Chapter Twenty-four

I know you’ll think of something.

He had been unable to reply. He’d stroked her cheek, pulled himself back out of the car, and run for the cliff. And he had scrambled up the rocky wall with the mindless, pumping strength of a desert animal, seeming to throw himself from outcropping, to boulder, to crevice, to ridge, every second expecting to see Forrest appear on the rim above him, rifle in hand.

Forrest.

How could he not have realized it? He should have put it all together in Abydos, when TJ had told him about the ornaments missing from the el-Amarna Museum. But he hadn’t; not until they were practically in Forrest’s sights, not until Julie showed him what was in the ledger. “Head of young woman or girl, inscribed…” that is, of course, engraved. With hollows for the insertion of faience eyes, channels for eyebrows of gold, perforations for golden earrings, drilled holes for a wig of delicate golden strands…

Hadn’t Arlo stood right mere in the museum and flatly told him the damn things weren’t jewelry? Of course they weren’t jewelry. They were inlays; gold and faience inlays and decorations to adorn the head of an A mama statuette. And when everything was assembled-head, inlays, and body-whoever had them would have something that no one else in the world had. An intact, complete Amarna Period statuette. Museums and collectors had burned to own one for decades, but none had ever been recovered.

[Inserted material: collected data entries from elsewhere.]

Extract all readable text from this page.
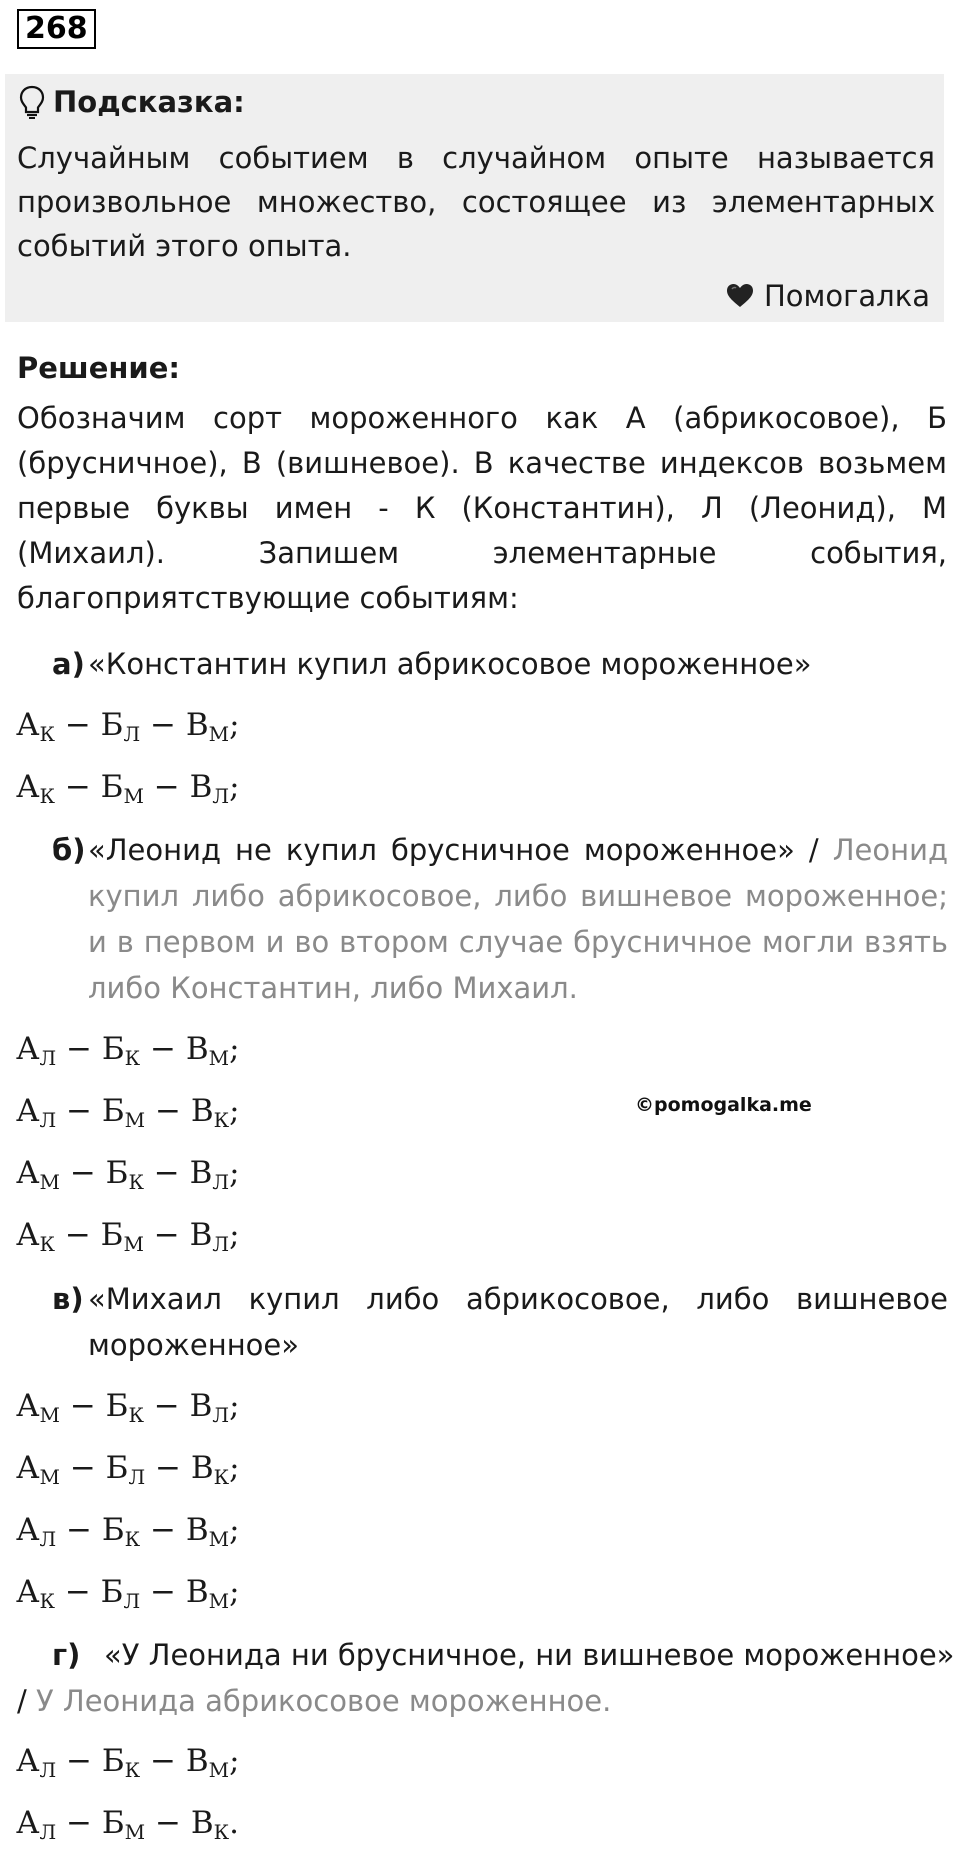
268
Подсказка:
Случайным событием в случайном опыте называется произвольное множество, состоящее из элементарных событий этого опыта.
Помогалка
Решение:
Обозначим сорт мороженного как А (абрикосовое), Б (брусничное), В (вишневое). В качестве индексов возьмем первые буквы имен - К (Константин), Л (Леонид), М (Михаил). Запишем элементарные события, благоприятствующие событиям:
а) «Константин купил абрикосовое мороженное»
$А_К - Б_Л - В_М$;
$А_К - Б_М - В_Л$;
б) «Леонид не купил брусничное мороженное» / Леонид купил либо абрикосовое, либо вишневое мороженное; и в первом и во втором случае брусничное могли взять либо Константин, либо Михаил.
$А_Л - Б_К - В_М$;
$А_Л - Б_М - В_К$;
$А_М - Б_К - В_Л$;
$А_К - Б_М - В_Л$;
©pomogalka.me
в) «Михаил купил либо абрикосовое, либо вишневое мороженное»
$А_М - Б_К - В_Л$;
$А_М - Б_Л - В_К$;
$А_Л - Б_К - В_М$;
$А_К - Б_Л - В_М$;
г) «У Леонида ни брусничное, ни вишневое мороженное»
/ У Леонида абрикосовое мороженное.
$А_Л - Б_К - В_М$;
$А_Л - Б_М - В_К$.
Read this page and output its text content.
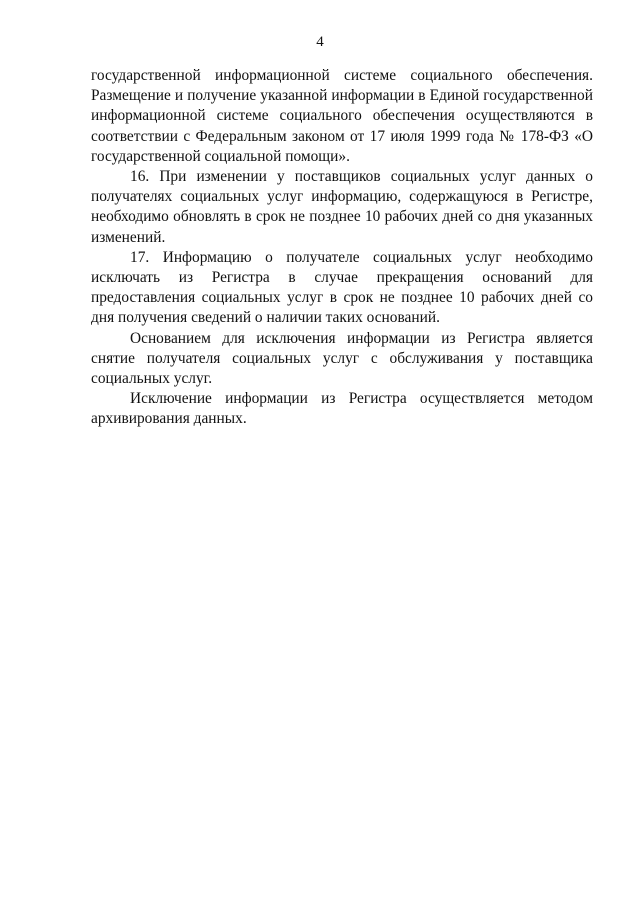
4

государственной информационной системе социального обеспечения. Размещение и получение указанной информации в Единой государственной информационной системе социального обеспечения осуществляются в соответствии с Федеральным законом от 17 июля 1999 года № 178-ФЗ «О государственной социальной помощи».

16. При изменении у поставщиков социальных услуг данных о получателях социальных услуг информацию, содержащуюся в Регистре, необходимо обновлять в срок не позднее 10 рабочих дней со дня указанных изменений.

17. Информацию о получателе социальных услуг необходимо исключать из Регистра в случае прекращения оснований для предоставления социальных услуг в срок не позднее 10 рабочих дней со дня получения сведений о наличии таких оснований.

Основанием для исключения информации из Регистра является снятие получателя социальных услуг с обслуживания у поставщика социальных услуг.

Исключение информации из Регистра осуществляется методом архивирования данных.
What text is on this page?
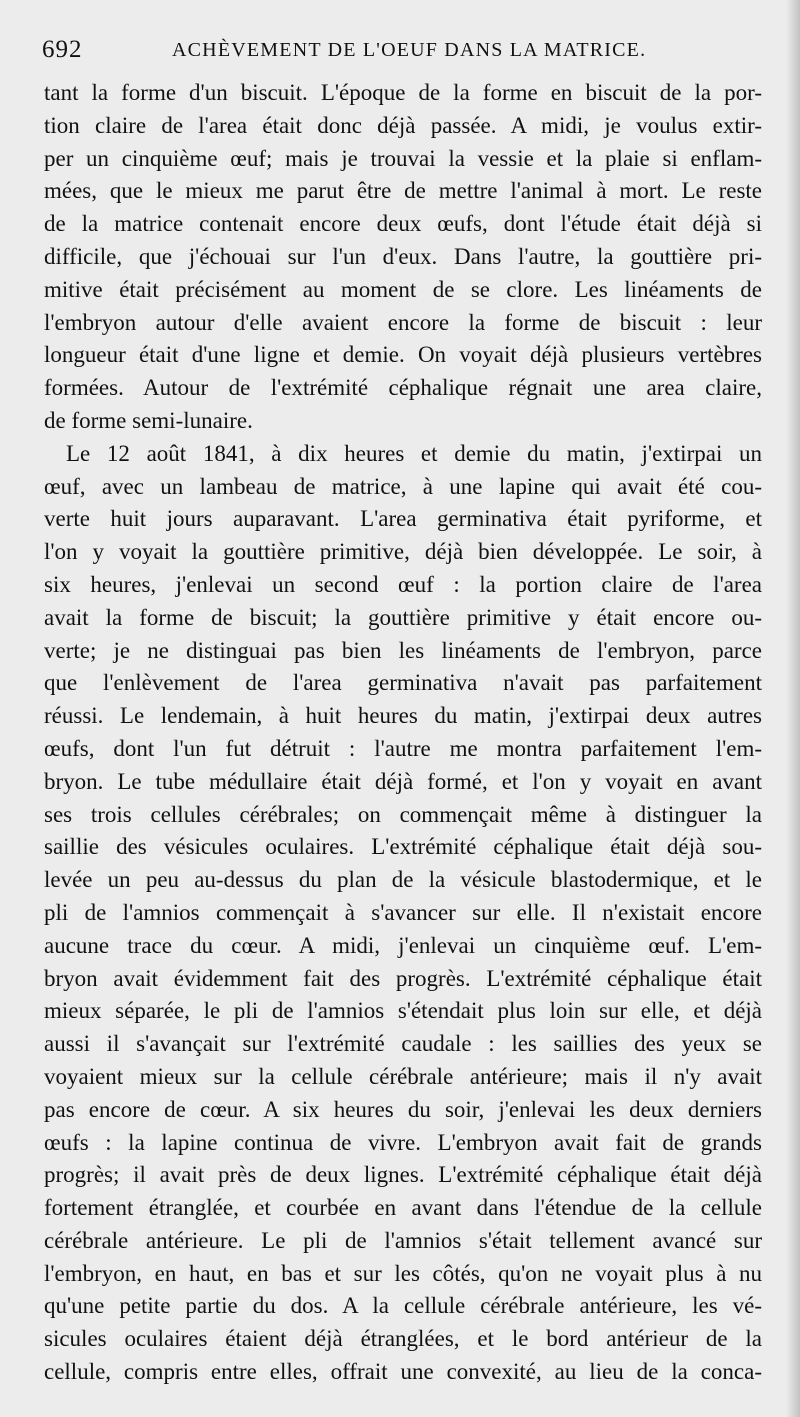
692	ACHÈVEMENT DE L'OEUF DANS LA MATRICE.
tant la forme d'un biscuit. L'époque de la forme en biscuit de la por-
tion claire de l'area était donc déjà passée. A midi, je voulus extir-
per un cinquième œuf; mais je trouvai la vessie et la plaie si enflam-
mées, que le mieux me parut être de mettre l'animal à mort. Le reste
de la matrice contenait encore deux œufs, dont l'étude était déjà si
difficile, que j'échouai sur l'un d'eux. Dans l'autre, la gouttière pri-
mitive était précisément au moment de se clore. Les linéaments de
l'embryon autour d'elle avaient encore la forme de biscuit : leur
longueur était d'une ligne et demie. On voyait déjà plusieurs vertèbres
formées. Autour de l'extrémité céphalique régnait une area claire,
de forme semi-lunaire.
Le 12 août 1841, à dix heures et demie du matin, j'extirpai un
œuf, avec un lambeau de matrice, à une lapine qui avait été cou-
verte huit jours auparavant. L'area germinativa était pyriforme, et
l'on y voyait la gouttière primitive, déjà bien développée. Le soir, à
six heures, j'enlevai un second œuf : la portion claire de l'area
avait la forme de biscuit; la gouttière primitive y était encore ou-
verte; je ne distinguai pas bien les linéaments de l'embryon, parce
que l'enlèvement de l'area germinativa n'avait pas parfaitement
réussi. Le lendemain, à huit heures du matin, j'extirpai deux autres
œufs, dont l'un fut détruit : l'autre me montra parfaitement l'em-
bryon. Le tube médullaire était déjà formé, et l'on y voyait en avant
ses trois cellules cérébrales; on commençait même à distinguer la
saillie des vésicules oculaires. L'extrémité céphalique était déjà sou-
levée un peu au-dessus du plan de la vésicule blastodermique, et le
pli de l'amnios commençait à s'avancer sur elle. Il n'existait encore
aucune trace du cœur. A midi, j'enlevai un cinquième œuf. L'em-
bryon avait évidemment fait des progrès. L'extrémité céphalique était
mieux séparée, le pli de l'amnios s'étendait plus loin sur elle, et déjà
aussi il s'avançait sur l'extrémité caudale : les saillies des yeux se
voyaient mieux sur la cellule cérébrale antérieure; mais il n'y avait
pas encore de cœur. A six heures du soir, j'enlevai les deux derniers
œufs : la lapine continua de vivre. L'embryon avait fait de grands
progrès; il avait près de deux lignes. L'extrémité céphalique était déjà
fortement étranglée, et courbée en avant dans l'étendue de la cellule
cérébrale antérieure. Le pli de l'amnios s'était tellement avancé sur
l'embryon, en haut, en bas et sur les côtés, qu'on ne voyait plus à nu
qu'une petite partie du dos. A la cellule cérébrale antérieure, les vé-
sicules oculaires étaient déjà étranglées, et le bord antérieur de la
cellule, compris entre elles, offrait une convexité, au lieu de la conca-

No wonder the head had been worth killing over. And no wonder Haddon had had to go. He’d seen the head. He could describe it accurately. And if he could describe it, then eventually, when it came on the market as it surely would, it could be traced back to Horizon House and to the people who were there at the time. So he had to be disposed of, and disposed of before returning to Luxor, where he was chafing to show it to everyone in sight.

It wouldn’t have been hard for Forrest to murder the old Egyptologist. Haddon liked his after-dinner drinks and after-dinner monologues; finding people to sit through them was his problem. Forrest could easily enough have gotten himself invited to Haddon’s stateroom. Once there, how difficult would it have been to use Haddon’s bathroom at some point and emerge with four or five crushed-up antidepressant pills? How difficult to find a way to slip them into Haddon’s brandy or Scotch?

A little later he had probably taken a midnight turn around the deck with the notoriously insomniac Haddon. Groggy and stumbling by now, Haddon must have collapsed, hitting his face on the grating. The burly Forrest had lifted him over the railing, and it had been over. Or it would have been over but for that unseen little platform.

So many things should have given him away. It was Forrest, not Haddon or Bruno or anyone else, who had insisted on going all the way downriver to Amarna despite the press of time. Why, except that he knew that the inlays were there? And then there had been the disappearance of the head from the drawer between the time Haddon saw it and the time TJ called Horizon House to ask about it. Who had removed it? It might have been anyone back in Luxor, of course, but surely the likelihood was that it was someone closely connected to whoever had killed Haddon and was therefore on the Menshiya. TJ’s student Stacey Tolliver was possible but farfetched. That left Kermit Feiffer, Forrest’s assistant director.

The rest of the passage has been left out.